Dieses Fallbeispiel sticht gegenüber den Verhältnissen jenseits der tschechoslowakischen Grenzen besonders ab, wo der Spielraum der Wirtschaft stets reduziert blieb gegenüber dem Primat der Wahrung als nationale, politische Grenze (S. 478). Im Gegensatz zu den Möglichkeiten der Einbindung von Intellektuellen in die Gemeindepolitik, die ab 1980 im österreichischen Kautzen ein abweichendes „gallisches Dorf“ (S. 177) bildeten, wurden in Südböhmen die „intellektuellen Stadtflüchtlinge meist nicht integriert“ (S. 22). Aufgrund des Mehrparteiensystems in Österreich, war im stark industrialisierten Groß-Sieghardts der Aufbau von sozialen Parallelwelten möglich (S. 247).

Man mag hüben und drüben der Grenze „Gemeinsamkeiten“ wegen der gleichermaßen „paternalistischen Bemühungen“ (S. 208) seitens der Politik und Parteien orten, sollte aber dabei nicht übersehen, dass die Parteidoktrin nicht ‚väterlich‘, sondern absolut aufgrund des letztlich ultimativen Betreibens der Sowjetunion war. Erst als diese äußere Klammer sich lockerte, wurde Ende der 1980iger Jahre der weitere Nutzen durch eine wachsende Zahl von Menschen als sinnwidrig angesehen.

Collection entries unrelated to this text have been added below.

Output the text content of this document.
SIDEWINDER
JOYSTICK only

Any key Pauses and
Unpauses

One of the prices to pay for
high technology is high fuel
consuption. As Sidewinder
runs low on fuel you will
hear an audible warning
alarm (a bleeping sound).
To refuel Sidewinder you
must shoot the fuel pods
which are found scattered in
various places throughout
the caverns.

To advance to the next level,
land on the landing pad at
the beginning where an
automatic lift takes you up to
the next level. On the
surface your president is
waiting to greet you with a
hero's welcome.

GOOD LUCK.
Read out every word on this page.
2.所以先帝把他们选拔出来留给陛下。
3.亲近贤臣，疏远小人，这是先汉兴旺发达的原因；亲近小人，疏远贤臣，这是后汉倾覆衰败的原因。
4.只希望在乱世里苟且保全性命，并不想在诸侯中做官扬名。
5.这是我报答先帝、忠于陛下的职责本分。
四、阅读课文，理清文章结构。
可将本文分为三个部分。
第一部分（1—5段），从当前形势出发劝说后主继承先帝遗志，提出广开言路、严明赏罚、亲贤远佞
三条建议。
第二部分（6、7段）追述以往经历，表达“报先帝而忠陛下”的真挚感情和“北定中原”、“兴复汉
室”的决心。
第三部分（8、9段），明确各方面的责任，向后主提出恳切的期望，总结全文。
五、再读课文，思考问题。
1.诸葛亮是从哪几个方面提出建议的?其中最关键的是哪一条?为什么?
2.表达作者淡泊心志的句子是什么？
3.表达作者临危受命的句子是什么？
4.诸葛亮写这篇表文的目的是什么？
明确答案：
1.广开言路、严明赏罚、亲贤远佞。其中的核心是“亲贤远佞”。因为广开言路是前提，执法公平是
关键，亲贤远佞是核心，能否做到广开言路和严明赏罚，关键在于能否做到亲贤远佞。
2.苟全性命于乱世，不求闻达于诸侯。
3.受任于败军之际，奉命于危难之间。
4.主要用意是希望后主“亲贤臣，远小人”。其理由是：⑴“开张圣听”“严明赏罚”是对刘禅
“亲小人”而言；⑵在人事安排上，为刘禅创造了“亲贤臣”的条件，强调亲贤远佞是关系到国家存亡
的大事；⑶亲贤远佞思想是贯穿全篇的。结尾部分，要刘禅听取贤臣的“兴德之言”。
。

Der Sammelband erhellt, dass das was in Österreich den Menschen vergönnt war, in der ČSSR ihnen – manchen! – vorenthalten wurde; so sehr, dass der gewählte Titel des Bandes auch alternativ lauten könnte: ‚So fern, und regional doch so nah‘.

(Peter R. König, Rezension in: Österreich in Geschichte und Literatur (mit Geographie), 58. Jahrgang, Heft 1, 2014, S. 99 f.)